En las ediciones del diccionario
académico de 1837 y 1843, aparece por primera vez el salto metafórico que vimos
en Cicerón. Así, “virulencia”, además de nombrar la “materia o podre que se
hace en alguna llaga o herida”, se hace sinónimo de acrimonia y mordacidad,
conceptos subyacentes en el adjetivo “virulento”, que a “ponzoñoso, maligno”, y
a “lo que tiene materia o podre”, añade las valoraciones de “sangriento y
mordaz”, (o “mordaz en alto grado”, en la edición de 1846), cuando nos
referimos a ciertos textos escritos. Por su parte, el término “virus” queda
definido simplemente como “podre, mal humor”. Como vemos, hasta mediados del
siglo XIX, la tríada léxica que nos ocupa —virus,
virulento, virulencia—, apunta al concepto de fluido, de materia, es decir,
de sustancia claramente perceptible por los sentidos.

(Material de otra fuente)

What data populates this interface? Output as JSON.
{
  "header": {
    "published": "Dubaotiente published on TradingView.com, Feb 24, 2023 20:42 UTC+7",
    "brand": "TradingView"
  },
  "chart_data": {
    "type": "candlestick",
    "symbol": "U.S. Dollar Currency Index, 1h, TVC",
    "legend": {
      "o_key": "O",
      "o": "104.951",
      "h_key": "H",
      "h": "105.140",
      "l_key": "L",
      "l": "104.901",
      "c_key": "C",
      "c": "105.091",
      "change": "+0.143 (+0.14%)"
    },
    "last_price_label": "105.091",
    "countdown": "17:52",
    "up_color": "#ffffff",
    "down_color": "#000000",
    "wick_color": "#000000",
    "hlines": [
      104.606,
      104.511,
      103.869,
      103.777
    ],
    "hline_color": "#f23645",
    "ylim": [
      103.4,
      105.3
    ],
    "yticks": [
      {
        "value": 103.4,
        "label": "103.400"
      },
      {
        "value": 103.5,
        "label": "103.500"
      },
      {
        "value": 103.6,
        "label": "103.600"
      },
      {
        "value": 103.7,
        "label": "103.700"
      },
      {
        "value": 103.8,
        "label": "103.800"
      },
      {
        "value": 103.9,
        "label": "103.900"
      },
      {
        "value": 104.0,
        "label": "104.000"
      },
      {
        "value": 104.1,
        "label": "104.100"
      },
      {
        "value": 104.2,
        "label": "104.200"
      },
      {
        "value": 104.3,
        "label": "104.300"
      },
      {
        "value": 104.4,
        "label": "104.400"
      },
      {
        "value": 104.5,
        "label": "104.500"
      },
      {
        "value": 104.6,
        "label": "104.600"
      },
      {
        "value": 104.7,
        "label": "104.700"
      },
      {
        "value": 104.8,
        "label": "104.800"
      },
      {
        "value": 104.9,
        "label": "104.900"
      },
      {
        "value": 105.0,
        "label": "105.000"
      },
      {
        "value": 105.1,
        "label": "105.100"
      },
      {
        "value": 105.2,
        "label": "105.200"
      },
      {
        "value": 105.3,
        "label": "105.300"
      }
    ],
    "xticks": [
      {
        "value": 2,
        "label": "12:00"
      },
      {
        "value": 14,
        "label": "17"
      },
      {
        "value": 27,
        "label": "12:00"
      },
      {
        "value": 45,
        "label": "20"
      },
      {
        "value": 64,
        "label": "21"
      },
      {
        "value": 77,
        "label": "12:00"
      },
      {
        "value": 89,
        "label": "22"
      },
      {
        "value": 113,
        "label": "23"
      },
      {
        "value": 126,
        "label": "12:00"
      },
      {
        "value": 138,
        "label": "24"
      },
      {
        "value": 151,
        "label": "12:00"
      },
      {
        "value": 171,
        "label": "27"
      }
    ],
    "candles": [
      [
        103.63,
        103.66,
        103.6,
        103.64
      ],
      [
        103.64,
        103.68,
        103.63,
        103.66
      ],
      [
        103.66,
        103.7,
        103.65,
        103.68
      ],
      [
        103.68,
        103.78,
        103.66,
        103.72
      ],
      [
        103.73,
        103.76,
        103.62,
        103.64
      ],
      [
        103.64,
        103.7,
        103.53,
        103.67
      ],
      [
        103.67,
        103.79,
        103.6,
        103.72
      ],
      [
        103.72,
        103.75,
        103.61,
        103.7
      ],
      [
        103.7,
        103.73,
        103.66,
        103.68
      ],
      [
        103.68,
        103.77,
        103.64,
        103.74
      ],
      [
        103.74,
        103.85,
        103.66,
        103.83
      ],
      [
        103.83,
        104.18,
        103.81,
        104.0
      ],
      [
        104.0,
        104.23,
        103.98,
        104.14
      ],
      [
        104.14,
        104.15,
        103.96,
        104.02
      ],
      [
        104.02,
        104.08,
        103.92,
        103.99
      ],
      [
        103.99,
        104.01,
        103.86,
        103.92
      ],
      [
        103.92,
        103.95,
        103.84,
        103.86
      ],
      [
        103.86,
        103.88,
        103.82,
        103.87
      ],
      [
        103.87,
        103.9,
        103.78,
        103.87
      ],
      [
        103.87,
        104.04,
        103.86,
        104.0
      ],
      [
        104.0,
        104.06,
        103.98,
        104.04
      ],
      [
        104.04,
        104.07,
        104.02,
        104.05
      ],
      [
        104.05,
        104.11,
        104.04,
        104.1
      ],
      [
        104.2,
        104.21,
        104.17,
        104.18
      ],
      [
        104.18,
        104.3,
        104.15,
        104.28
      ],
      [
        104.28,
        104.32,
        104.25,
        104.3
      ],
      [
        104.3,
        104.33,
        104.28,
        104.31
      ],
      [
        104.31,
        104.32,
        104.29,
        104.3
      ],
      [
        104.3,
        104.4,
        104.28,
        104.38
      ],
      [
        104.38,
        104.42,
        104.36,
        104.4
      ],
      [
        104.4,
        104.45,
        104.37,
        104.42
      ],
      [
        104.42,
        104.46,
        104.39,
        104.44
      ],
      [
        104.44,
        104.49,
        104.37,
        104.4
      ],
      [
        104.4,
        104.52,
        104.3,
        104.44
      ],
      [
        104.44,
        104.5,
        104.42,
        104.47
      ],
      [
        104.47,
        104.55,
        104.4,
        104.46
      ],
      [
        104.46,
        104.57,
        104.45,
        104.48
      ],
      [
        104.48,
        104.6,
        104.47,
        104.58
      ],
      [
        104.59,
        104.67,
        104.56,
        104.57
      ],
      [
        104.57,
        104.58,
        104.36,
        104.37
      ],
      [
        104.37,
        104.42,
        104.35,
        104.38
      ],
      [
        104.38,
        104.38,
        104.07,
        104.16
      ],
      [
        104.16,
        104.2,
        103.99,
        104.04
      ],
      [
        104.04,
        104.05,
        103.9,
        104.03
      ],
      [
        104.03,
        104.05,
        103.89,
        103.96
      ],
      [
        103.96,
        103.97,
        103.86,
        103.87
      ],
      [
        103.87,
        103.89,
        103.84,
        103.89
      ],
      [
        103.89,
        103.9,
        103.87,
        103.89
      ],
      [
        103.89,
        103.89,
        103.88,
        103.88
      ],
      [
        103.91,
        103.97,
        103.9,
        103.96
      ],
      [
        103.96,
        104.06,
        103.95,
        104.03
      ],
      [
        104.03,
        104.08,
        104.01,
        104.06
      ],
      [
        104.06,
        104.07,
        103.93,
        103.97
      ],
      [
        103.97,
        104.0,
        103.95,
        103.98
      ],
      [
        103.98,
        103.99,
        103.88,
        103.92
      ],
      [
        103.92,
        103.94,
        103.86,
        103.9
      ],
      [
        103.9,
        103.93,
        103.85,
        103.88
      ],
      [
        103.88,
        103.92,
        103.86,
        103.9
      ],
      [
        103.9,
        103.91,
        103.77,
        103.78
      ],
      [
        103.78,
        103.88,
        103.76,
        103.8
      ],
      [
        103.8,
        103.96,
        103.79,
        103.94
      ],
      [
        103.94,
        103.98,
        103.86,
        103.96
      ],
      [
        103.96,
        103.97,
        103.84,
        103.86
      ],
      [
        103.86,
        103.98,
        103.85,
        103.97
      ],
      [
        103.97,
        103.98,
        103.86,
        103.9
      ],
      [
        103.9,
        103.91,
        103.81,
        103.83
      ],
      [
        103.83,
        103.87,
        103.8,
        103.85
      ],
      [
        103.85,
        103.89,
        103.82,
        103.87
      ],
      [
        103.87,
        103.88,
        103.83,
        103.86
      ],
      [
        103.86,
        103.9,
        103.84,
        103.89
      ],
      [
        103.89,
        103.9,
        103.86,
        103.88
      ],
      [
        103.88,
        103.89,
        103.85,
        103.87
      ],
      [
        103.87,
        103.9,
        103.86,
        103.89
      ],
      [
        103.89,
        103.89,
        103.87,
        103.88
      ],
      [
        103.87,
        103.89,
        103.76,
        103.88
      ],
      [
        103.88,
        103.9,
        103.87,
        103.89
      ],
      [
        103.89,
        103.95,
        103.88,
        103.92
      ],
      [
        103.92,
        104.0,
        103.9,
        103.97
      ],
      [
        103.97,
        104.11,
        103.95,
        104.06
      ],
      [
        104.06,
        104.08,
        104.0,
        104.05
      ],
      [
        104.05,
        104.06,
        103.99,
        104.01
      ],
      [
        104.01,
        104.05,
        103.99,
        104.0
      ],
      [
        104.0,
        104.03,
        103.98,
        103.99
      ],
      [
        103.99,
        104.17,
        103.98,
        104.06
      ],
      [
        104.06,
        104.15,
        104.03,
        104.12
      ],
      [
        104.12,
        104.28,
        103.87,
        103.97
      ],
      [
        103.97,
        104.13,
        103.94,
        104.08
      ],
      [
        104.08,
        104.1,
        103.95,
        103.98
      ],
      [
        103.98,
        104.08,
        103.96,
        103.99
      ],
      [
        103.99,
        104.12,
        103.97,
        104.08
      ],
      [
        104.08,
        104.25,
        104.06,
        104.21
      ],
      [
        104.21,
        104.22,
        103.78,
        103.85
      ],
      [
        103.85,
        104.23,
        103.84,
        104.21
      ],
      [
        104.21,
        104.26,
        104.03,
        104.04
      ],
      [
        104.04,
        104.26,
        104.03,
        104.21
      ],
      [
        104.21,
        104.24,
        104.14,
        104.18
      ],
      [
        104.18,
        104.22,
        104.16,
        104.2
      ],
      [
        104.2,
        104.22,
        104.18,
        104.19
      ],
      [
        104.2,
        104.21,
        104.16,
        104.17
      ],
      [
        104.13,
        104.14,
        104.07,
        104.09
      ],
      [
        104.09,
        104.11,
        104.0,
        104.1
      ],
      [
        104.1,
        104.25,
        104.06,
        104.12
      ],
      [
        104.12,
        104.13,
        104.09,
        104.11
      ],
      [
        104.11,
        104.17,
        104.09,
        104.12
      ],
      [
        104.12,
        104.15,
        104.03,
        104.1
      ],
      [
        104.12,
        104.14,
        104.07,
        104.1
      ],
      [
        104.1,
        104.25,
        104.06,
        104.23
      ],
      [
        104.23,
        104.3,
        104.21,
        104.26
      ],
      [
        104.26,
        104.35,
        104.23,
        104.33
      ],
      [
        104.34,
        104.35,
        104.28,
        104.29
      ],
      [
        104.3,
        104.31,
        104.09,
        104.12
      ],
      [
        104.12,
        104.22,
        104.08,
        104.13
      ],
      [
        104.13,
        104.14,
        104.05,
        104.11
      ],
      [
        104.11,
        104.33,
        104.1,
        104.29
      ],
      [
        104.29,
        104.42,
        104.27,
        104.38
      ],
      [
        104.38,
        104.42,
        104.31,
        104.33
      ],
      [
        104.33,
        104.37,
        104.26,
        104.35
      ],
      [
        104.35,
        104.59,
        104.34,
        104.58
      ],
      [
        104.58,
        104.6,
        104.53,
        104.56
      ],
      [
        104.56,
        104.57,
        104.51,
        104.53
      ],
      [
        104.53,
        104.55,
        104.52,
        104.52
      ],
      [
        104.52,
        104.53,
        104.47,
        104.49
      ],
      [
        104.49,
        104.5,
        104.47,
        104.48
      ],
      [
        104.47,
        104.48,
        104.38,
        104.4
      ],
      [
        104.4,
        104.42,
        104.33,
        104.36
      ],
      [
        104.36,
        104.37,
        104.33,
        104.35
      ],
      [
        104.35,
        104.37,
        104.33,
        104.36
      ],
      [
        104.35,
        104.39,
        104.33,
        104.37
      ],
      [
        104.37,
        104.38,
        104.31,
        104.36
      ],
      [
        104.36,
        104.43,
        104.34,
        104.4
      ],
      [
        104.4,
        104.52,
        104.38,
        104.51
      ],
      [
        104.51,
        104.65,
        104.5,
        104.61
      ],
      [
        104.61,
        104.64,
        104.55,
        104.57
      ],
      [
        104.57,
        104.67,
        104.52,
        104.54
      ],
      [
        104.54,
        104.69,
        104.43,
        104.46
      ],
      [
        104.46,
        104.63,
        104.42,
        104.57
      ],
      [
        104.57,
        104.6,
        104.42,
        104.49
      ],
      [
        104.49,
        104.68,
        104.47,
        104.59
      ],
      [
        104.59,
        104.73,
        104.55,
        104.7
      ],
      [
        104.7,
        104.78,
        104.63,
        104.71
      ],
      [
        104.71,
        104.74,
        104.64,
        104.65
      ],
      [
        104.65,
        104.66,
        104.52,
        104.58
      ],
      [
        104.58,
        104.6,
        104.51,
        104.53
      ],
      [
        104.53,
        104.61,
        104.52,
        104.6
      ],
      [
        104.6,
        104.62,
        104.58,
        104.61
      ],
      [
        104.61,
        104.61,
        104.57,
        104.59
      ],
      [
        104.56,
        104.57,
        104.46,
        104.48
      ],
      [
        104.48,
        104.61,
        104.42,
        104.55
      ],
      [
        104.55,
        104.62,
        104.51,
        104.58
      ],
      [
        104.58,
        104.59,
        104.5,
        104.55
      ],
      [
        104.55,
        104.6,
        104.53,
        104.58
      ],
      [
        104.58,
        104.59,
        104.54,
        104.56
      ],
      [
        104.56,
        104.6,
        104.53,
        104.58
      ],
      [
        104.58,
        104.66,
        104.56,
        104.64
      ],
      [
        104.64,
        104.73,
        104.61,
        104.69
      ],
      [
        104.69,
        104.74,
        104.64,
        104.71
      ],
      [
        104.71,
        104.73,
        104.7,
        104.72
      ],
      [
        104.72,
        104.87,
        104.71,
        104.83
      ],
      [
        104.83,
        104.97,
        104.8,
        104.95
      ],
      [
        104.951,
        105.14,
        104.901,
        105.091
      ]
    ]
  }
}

En correspondencia con el empuje
científico y la ampliación de horizontes científicos del positivismo, ayudado
por mejoras sustanciales en los métodos y en los aparatos de observación, los
resultados de las nuevas investigaciones y descubrimientos se van incorporando
a los diccionarios. Así, en la edición del diccionario de 1852, como segunda
acepción de la palabra “virus” podemos leer esta novedad semántica: “El
principio material de las enfermedades contagiosas. Tómase a veces también por
el principio material que produce cualquier enfermedad, aun cuando no sea
contagiosa, cuando se supone muy acre e irritante y que obra siempre de la
misma manera.” En esta definición van implícitos los avances de la época en el
terreno de la naciente ciencia de la virología. Se reconoce en ella un
principio material—aún no se ha observado el bichito en cuestión—, una aún
desconocida sustancia en las enfermedades contagiosas. El segundo elemento
científico incorporado a la palabra “virus” es el reconocimiento de un proceso
similar en todos los organismos contagiados, que es otra de las señas de
identidad biológica de todo virus: “obra
siempre de la misma manera”.
[1] Joan Corominas, Breve diccionario etimológico de la lengua
castellana. Ed. Gredos, Madrid, 1973.